This guide uses Google Sheets, but it can also be helpful for users of other apps like Xero and QuickBooks.
How to Split a Multi-Page PDF Invoice and Extract Data using Zapier
This tutorial demonstrates using the PDF.co API to split a PDF containing 5 invoices into individual files. It shows how to identify a keyword to split the PDF, extract details from each invoice, and add the data to a Google Spreadsheet using the Zapier platform integration.
Here are the simple step-by-step instructions to automate the process using PDF.co and Zapier.
IN THIS TUTORIAL
Step 1: Google Drive New File in Folder
Use the Google Drive New File in Folder option to select the specific PDF file containing the multiple invoices that you need to process.
Step 2: Setup Google Drive Configuration
- Select My Google Drive as the drive to be used for this automation.
- Choose the specific folder within your Google Drive where the PDF file containing the multiple invoices is located.
Step 3: Test Trigger
Test trigger to access the specific file in your Google Drive folder.
Step 4: Add PDF.co App
Add the PDF.co app and the Split PDF Based on Text Search feature to split the PDF invoice into individual invoices.
Step 5: Setup PDF.co Configuration
- Set the Source PDF URL property to point to the PDF file you want to process.
- In the Search String field, enter the unique keyword or text that appears on each page where you want to split the PDF. The splitter will split the document at every page containing this keyword.
Step 6: Test PDF.co Action
Now, let’s proceed to test the action to split the PDF invoice into individual invoices.
Step 7: Formatter by Zapier
Let's use the Formatter by Zapier to get the link for each of the split pages.
Step 8: Setup Formatter Utilities
- In the Transform field, select Line - item to Text.
- In the Input field, choose the Urls generated by the PDF Split module.
- Set the Separator field to ||, which will be used to separate the individual invoice URLs.
Step 9: Test Formatter
Let's test the Formatter by Zapier to format the PDF invoice URLs for extraction.
Step 10: Looping by Zapier
Let's integrate the Looping by Zapier to our workflow to process each invoice URL individually. We'll use the Create Loop From Text option.
Step 11: Setup Looping from Text
- In the Values to Loop field, enter the variable name for the invoice URLs. This variable will reference each URL in the loop. In the next text box, select the Output Text from the previous module.
- Enter the separator || as the Text Delimiter.
Step 12: Test Looping from Text
Let's test the Looping by Zapier to iterate through each invoice URL.
Step 13: PDF.co Document Parser
Let's add the PDF.co Document Parser feature to extract information from each of these individual invoices.

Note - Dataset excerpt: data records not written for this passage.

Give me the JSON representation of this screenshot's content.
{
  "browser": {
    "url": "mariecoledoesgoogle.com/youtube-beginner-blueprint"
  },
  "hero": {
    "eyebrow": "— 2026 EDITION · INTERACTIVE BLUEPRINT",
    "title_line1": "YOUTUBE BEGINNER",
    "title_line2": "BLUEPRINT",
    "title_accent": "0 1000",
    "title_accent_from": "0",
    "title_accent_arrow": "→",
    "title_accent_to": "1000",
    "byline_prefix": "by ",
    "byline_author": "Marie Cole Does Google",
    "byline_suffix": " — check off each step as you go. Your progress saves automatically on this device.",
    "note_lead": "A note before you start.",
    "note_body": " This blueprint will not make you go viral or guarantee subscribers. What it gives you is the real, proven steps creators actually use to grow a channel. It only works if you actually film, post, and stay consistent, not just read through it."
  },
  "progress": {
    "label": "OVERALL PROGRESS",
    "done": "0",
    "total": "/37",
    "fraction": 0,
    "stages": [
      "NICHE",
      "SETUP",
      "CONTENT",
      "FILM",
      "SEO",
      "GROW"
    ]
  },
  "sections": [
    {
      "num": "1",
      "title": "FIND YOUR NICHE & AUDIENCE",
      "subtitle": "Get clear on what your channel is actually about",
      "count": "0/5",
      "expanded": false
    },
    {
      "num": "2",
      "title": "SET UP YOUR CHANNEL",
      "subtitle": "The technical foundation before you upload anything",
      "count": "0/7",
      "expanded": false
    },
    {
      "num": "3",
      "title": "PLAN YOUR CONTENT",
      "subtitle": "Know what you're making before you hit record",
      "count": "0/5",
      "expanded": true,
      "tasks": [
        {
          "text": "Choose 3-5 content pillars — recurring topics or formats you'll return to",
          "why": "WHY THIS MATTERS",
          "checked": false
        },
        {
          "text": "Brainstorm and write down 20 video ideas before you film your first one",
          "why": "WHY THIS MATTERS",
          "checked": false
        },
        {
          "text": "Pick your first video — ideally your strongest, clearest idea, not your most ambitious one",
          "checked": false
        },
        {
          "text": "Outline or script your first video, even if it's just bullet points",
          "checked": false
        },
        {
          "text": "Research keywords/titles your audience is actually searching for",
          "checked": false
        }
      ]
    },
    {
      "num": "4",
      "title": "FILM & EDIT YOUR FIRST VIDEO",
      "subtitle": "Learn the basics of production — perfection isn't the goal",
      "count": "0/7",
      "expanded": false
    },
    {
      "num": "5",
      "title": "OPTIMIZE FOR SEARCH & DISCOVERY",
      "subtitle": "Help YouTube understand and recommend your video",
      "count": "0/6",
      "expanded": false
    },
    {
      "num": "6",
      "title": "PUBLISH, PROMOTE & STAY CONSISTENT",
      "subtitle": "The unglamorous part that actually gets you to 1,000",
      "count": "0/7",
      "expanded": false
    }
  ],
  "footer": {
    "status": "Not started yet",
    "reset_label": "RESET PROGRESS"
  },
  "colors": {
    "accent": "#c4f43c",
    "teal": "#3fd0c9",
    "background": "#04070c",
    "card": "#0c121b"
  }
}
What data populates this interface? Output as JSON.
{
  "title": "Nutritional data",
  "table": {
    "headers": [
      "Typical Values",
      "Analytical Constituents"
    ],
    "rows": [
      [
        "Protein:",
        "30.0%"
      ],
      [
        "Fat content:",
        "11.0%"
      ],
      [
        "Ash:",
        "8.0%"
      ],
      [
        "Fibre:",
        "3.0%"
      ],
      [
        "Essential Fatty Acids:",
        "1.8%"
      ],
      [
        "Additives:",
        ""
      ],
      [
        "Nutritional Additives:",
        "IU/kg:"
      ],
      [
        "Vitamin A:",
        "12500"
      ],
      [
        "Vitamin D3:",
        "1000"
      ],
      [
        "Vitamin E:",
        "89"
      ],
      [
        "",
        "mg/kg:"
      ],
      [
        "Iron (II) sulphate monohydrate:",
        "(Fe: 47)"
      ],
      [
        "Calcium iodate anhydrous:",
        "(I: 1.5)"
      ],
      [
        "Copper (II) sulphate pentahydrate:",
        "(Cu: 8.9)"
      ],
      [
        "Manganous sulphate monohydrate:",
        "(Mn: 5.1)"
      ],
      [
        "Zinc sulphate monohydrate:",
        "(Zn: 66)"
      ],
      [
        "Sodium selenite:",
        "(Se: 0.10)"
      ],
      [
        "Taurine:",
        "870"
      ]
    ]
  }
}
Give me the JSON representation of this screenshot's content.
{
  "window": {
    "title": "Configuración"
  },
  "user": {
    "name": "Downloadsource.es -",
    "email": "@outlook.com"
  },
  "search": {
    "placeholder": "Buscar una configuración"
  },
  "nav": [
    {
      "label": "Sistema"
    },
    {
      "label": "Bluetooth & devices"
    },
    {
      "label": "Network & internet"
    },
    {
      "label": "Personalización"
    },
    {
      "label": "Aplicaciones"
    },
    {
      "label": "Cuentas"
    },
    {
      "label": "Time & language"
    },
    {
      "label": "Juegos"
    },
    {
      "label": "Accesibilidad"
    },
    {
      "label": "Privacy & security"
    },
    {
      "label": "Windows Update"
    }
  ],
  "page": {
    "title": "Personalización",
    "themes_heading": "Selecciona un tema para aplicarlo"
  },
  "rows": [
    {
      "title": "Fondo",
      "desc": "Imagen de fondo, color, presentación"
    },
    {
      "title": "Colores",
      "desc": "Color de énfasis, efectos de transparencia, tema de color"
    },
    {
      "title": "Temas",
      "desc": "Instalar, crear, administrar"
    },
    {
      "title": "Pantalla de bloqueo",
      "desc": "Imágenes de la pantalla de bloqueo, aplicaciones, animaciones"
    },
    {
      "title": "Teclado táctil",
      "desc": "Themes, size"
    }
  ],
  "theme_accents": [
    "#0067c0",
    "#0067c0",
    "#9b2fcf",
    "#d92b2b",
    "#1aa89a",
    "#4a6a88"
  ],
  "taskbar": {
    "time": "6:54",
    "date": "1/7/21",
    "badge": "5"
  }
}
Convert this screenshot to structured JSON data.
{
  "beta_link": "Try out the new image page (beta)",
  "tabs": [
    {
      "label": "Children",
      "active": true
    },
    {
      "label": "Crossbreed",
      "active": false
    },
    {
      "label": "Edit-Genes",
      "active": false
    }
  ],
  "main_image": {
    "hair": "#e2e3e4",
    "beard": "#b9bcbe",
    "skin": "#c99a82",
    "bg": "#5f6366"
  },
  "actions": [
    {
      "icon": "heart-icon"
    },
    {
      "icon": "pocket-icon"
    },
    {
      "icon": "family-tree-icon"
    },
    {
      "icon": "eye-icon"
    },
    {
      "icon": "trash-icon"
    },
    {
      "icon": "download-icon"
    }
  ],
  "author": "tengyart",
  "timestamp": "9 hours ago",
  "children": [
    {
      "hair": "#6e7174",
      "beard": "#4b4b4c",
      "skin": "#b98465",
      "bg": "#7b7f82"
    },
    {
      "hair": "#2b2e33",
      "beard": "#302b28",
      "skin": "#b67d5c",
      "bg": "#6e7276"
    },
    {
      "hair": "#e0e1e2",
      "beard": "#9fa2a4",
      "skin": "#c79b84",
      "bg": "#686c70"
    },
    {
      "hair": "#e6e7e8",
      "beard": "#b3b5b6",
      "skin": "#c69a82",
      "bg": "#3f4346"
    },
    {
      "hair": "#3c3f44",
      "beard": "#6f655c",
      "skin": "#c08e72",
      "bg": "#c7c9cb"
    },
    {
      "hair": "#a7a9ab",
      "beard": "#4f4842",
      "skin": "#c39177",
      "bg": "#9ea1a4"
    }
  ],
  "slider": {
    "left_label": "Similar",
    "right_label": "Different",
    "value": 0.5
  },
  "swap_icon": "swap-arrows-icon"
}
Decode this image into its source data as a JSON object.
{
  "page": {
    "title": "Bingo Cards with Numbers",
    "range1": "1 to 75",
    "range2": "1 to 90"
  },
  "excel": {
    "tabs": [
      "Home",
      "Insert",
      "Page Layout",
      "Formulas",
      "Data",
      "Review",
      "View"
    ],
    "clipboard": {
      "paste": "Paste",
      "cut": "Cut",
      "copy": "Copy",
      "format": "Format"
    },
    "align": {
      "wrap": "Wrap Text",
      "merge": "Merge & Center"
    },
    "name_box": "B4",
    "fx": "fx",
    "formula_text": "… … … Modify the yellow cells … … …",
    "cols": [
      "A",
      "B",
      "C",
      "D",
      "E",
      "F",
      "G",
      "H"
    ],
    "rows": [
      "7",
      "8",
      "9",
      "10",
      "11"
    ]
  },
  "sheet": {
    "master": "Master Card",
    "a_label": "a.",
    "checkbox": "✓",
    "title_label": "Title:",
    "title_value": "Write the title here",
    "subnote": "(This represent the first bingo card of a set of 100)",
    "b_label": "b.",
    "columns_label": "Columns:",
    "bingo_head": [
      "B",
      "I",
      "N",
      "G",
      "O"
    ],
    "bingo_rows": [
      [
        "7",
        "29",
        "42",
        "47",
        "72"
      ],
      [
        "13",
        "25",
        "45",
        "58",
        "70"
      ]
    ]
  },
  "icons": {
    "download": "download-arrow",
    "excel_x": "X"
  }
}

Step 14: Setup Document Parser
- Select the Invoice URL from the output of the looping step.
- Add the Template Id of the custom template you created for this document. If you are new to Document Parser and haven't created a template yet, please visit the Document Parser Manager here: https://app.pdf.co/document-parser-tool/playground/choose-template-group
Step 15: Test Document Parser
After setting up the configuration, test the action to extract the data from the PDF invoice.
Step 16: Add Google Sheets
Let's integrate the Google Sheets action to save the extracted data from the invoices and select the Create Multiple Spreadsheet Rows option to save the extracted data from each invoice into separate rows.
Step 17: Setup Google Sheets
- Specify My Google Drive as the storage location.
- Choose the target Spreadsheet and Worksheet to save the extracted data.
- Map the parsed invoice data to the corresponding columns in the Google Sheet
Step 18: Test Action and See Result
Now, test the action and then open your Google Sheets spreadsheet to review the result.
In conclusion, this tutorial has shown you how to efficiently split a large PDF with multiple invoices into individual files using a specific keyword. By using the PDF.co API and the Zapier platform, you can easily extract invoice details and add them to a Google Spreadsheet. This automated process simplifies invoice management, enhances data accuracy, and saves time, allowing you to focus on more important business tasks.